Representations of the State Capitol and a fuzzy duckling share wall space with abstract impressionism and surrealism. Some are priced as low as $10, while many are not for sale.

“I thought it would be fun to showcase their work and give them a chance to shine a little bit,” says Kim Henderson, the program’s supervisor.

The program doesn’t just bring in artists, but also includes musicians and an oral historian who works with patients who want to record personal life stories. The artists spend much of their time in the oncology ward, but they also respond to requests from patients and staffers and go room-to-room in every department.

Often the artists will draw something and the patients will add the paint. Sometimes, just watching the artists work can be soothing for the patients. Other times, the patients just want to talk.

The program is available to patients at both the Bluebonnet and Mid City campuses of the General, and at the Radiation Oncology Center at Lane Regional Medical Center.

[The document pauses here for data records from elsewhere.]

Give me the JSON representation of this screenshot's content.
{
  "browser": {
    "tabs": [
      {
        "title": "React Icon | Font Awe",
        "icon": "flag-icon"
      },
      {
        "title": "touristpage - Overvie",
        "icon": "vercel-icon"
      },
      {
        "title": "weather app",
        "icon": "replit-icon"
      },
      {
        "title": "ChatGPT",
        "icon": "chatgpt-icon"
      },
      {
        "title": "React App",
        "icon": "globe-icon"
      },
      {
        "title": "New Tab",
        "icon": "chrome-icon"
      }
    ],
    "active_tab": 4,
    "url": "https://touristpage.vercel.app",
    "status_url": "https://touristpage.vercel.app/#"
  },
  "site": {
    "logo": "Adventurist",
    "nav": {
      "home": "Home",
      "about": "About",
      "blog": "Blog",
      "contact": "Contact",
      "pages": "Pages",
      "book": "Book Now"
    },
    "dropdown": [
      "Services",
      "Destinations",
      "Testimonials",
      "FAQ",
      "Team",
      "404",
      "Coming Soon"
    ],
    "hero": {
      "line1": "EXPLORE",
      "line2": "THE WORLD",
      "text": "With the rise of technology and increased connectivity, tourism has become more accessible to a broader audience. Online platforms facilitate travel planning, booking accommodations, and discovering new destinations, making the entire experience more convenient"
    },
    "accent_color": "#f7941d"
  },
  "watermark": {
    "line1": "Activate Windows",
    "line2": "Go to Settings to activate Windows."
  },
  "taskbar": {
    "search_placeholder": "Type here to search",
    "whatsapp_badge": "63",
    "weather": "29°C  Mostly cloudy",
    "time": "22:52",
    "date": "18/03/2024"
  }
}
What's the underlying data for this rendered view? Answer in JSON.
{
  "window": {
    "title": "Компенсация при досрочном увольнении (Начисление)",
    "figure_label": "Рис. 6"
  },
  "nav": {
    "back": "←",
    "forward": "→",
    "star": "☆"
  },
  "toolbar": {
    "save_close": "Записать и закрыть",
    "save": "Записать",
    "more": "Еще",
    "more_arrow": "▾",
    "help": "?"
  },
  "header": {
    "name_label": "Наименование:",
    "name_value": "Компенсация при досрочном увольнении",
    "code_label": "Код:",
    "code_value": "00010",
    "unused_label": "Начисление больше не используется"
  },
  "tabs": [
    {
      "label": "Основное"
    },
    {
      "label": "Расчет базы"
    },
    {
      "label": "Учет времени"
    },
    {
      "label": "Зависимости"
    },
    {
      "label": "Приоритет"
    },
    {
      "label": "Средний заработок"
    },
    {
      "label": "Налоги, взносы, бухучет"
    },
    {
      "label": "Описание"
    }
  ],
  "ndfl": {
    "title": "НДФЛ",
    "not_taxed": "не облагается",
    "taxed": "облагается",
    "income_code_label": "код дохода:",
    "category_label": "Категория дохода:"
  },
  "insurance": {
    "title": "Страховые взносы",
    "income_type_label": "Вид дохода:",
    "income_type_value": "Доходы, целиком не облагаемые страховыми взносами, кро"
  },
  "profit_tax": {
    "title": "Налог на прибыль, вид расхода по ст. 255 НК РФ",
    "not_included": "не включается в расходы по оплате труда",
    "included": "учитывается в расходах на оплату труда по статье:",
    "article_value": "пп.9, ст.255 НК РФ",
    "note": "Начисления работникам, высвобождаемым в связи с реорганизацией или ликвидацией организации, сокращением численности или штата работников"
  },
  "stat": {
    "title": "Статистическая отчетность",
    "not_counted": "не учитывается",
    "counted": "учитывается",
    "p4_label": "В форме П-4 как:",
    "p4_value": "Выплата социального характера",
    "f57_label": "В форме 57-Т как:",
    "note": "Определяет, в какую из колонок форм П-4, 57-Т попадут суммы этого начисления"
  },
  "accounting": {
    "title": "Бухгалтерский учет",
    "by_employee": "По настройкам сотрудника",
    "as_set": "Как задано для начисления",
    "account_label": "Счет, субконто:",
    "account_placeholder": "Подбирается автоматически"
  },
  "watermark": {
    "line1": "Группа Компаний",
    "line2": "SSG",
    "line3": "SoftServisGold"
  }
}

Edgardo Tenreiro, the General’s CEO, says the program helps create a holistic healing experience that involves “treating the whole person,” not just their physical ailments.

“I can’t give you the ROI [return on investment] on this,” Tenreiro says, “but we believe in it, and that’s why we put the money into it.”

Dr. William Russell, radiation oncology medical director at the General’s Pennington Cancer Center, says the program “has a long track record of doing so much good in our institution.”

“It provides patients, families and staff with those brief moments of tranquility that are so important,” Russell says.

And in return, the artists are inspired by the patients’ perseverance. Bailey gets choked up as she recalls one man who watched her work with several patients in the outpatient infusion lab.

“He said, ‘Take it from me, someone who probably won’t be here much longer, you’re doing what you’re supposed to be doing on this Earth,’” she says.